Why does Bernard have Christian name?

Since my first year of undergraduate in Singapore, I have been asked for this question, which I have never encountered in Sabah. “Are you a Christian? Then why do you have Christian name?” Why not? I asked myself. Most of my Sabahan Chinese friends have Christian name; no matter they are Christian, Roman Catholics, Buddhist, Taoism or even Free-thinker.

Ok. Should I answer, because most of the Sabahan are Christian or R.C. before “Project M”? Or, it is because the number of Churches in Sabah is more than Mosques or Temples. Even though this is a fact, but it could not explain well in my case.

This question brings me to investigate the social culture of Sabah as well as my family history. Finally, I remember that I ask similar question to my mother when I was primary school too. “Your Chinese name is Ng Jia Han, and your ‘English’ name is Bernard.” my mother kept telling me this before I went to Kindergarten school.

The idea of having a Christian name among our siblings comes up from my father. His Christian name is Henry. He got this name when he was actively involved in Christian Youth Fellowship of the church nearby 30 years back. Well, this fellowship provides him a platform for networking since his move to this town. In fact, in this town where I was born, many residents recognize “Henry” instead of the Chinese name of my father.

The St Paul Church behind my school

According to my father, having a Christian name makes others, whose primary language is not Mandarin (especially non-Muslim Native who has Christian name too), to remember my name easily. My elder Sister’s Christian name is “Amy”, and my elder brother one is “Albert”. I myself am the second son, so my initial starts with “B”. My experience tells me that my father’s decision is correct. Usually, I will let my new friends to remember my name in their most convenient way, with flexibility.

Both names apply well to me. “Bernard” and “Jia Han” are not two different persons. It may sound like a joke to a few people. Frankly speaking, I am proud of these both identities. Having some Christian background is good. If you visit my house before, you will notice a 1000-piecies jigsaw “The Last Supper”, as several months’ effort of five of us, hanging in our living room. A Bible from my father still lies in a drawer of the living room. We always give up the thought of throwing it away during Spring Cleaning. My brother practices his guitar with several worn-out scores of Malay-version Choral, which contains lyrics in repeating the non-sensitive word “Allah”.

For me, having a pure mind/soul is better than having a pure racial/religious identity. Those, who are proud of their racial/religious culture 24 hours a day, are lacking of their fundamental practice of being “humble” and “respect”.

My mother is a form teacher in a Mandarin-speaking kindergarten in my town for 18 years. Based on my observation, with no official statistics, about 60% of her students are non-Chinese (Sino-Native, Muslim Native, Christian Native, etc). Every year, she has to spend some time in giving them a Chinese name carefully. Those characters must be easy to write, easy to pronounce and easy to remember. The given names are not our Matriculation number, which ends of use after graduation. They carry their initial name and Chinese name for their whole life. This is peaceful society with mutual respect.

The kindergarten of my mother where she teaches for 18 years

The name “Bernard” originates from French, carrying the meaning of “to be brave like a bear”. Similarly, I will carry this name whole my life to remind myself “to be self-confident” and “to be brave when necessary”.

Frankly speaking, the social integrity of Sabah is better than Singapore. You will be surprised to learn that some Kadazandusun (the largest tribe Native group in Sabah) families choose Hakka dialect to be their primary language. Ironically, the new Hakka generations in Sabah, who do not know how to speak Hakka, is getting more and more.

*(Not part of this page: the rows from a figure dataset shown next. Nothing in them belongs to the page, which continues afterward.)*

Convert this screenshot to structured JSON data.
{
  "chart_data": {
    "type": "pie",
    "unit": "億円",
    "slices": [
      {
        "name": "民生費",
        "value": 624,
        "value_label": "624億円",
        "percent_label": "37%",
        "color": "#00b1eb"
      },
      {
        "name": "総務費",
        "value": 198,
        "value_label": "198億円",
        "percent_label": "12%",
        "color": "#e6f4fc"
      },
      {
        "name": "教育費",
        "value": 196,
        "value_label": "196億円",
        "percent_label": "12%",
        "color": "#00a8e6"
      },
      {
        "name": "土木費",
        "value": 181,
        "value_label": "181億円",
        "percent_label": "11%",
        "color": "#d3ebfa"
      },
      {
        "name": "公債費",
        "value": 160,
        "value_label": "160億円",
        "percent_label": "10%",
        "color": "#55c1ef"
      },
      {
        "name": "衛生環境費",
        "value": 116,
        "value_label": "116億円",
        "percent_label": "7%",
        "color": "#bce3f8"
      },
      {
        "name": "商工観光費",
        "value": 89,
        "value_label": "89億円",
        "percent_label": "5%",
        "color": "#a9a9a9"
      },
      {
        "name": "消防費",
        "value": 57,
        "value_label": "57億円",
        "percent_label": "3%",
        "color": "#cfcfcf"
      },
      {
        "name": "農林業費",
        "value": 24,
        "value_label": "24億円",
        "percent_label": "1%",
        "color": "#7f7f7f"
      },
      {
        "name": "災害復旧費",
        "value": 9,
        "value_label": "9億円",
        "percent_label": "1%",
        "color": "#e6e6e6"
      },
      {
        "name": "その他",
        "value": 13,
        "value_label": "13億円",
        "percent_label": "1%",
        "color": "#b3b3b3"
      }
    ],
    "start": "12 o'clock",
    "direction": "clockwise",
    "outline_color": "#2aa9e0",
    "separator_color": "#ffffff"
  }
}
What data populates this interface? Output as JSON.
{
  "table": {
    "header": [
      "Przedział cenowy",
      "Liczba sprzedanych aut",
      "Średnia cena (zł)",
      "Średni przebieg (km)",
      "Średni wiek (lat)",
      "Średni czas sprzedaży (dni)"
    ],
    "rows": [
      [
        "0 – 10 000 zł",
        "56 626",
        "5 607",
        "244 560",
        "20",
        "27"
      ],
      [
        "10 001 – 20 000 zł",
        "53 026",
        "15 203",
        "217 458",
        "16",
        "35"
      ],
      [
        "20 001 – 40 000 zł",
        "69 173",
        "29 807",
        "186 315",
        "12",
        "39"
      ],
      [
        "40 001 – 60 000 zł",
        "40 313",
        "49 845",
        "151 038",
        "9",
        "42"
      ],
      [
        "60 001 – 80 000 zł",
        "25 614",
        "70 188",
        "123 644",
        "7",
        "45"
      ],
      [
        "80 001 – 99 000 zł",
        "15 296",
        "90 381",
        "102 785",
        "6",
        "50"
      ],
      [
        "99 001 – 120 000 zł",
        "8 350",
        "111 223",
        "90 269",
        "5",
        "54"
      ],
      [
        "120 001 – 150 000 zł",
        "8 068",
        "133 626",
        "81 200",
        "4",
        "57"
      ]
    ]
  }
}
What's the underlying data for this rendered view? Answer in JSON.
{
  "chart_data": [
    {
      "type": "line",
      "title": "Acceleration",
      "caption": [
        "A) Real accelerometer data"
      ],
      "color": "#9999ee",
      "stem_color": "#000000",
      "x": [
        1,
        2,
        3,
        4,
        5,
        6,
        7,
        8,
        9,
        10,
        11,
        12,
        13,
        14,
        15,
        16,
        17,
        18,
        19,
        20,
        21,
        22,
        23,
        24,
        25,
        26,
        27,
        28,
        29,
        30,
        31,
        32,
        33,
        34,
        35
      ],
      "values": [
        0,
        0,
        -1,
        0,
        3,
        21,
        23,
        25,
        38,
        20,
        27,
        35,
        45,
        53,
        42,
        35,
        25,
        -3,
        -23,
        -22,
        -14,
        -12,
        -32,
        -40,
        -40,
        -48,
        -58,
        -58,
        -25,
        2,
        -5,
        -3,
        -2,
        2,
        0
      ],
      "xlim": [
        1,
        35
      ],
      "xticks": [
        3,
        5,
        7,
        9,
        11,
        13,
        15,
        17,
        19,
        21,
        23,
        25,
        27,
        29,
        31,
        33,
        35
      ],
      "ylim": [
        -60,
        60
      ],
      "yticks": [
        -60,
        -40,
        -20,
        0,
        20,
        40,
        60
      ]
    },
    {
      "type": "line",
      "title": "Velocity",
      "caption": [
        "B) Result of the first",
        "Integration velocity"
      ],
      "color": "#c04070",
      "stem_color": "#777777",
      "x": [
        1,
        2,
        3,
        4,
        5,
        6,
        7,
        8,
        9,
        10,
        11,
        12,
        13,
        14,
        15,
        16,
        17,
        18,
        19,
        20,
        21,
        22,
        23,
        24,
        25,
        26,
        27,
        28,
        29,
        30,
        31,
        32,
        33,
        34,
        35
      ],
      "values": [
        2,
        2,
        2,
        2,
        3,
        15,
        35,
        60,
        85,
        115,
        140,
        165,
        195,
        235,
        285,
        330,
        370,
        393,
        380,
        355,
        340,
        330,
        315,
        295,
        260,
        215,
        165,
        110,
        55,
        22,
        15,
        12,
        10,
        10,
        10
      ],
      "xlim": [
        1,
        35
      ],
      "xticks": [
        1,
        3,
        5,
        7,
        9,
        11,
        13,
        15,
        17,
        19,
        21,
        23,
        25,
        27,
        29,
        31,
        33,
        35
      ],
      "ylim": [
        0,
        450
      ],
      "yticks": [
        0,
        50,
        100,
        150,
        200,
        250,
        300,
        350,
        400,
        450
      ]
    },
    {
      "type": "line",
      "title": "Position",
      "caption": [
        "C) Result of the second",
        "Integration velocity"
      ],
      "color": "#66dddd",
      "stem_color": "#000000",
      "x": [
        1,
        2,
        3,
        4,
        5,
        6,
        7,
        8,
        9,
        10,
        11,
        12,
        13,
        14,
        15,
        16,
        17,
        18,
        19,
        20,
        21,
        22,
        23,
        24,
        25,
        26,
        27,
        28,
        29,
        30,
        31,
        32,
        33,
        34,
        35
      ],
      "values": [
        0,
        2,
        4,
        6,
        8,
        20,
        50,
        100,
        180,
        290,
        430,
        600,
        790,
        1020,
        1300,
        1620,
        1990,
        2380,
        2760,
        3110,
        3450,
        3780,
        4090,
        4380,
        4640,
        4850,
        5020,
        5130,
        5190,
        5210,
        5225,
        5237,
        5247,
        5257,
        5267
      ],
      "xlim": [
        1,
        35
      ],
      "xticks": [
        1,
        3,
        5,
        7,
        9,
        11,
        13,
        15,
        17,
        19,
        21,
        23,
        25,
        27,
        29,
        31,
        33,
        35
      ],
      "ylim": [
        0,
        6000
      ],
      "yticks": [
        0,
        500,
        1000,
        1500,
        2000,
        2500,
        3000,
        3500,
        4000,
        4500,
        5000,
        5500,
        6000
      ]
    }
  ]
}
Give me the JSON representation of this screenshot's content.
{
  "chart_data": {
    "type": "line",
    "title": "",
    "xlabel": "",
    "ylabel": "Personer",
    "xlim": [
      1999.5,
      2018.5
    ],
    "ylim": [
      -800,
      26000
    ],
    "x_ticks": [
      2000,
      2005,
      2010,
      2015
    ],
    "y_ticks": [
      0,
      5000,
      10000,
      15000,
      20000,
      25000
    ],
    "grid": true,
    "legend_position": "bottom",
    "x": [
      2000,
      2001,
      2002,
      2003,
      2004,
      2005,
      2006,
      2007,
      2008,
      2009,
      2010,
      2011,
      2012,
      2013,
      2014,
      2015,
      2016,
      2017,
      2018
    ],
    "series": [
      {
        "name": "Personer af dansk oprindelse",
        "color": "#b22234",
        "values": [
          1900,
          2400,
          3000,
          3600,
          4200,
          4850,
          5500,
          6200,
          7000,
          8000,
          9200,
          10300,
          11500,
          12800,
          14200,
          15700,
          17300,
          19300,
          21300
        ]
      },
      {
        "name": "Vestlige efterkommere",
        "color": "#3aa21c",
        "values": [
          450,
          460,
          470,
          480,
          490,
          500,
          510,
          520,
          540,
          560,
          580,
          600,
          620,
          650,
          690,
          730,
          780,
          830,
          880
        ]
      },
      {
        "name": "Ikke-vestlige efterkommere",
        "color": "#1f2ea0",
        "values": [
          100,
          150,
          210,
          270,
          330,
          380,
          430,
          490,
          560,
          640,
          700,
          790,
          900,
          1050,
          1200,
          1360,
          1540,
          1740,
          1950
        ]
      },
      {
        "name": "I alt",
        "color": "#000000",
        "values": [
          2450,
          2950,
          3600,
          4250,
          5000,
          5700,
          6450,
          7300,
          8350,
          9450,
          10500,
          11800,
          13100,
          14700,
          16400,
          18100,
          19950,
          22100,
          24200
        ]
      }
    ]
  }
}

In Singapore, I am always recognised mistakenly as Singaporean, PRC from Guangdong province, Vietnamese, or Indonesian. Even they guess my nationality correctly, I am always been thought as Christian or government secondary school graduate. Recently, I have learnt to respond them with “thank you”. Keeping my mind openly, I am interested in learning Arab, Jawi, and Kadazandusun.

A rainbow is hope because it contains seven different colours.

A garden is popular because it contains various species of flowers all the year.

A mix-breed kid is cute because he/she contains the vigorous genes-mixing DNA.

Unity in Diversity, in Society, is Beauty.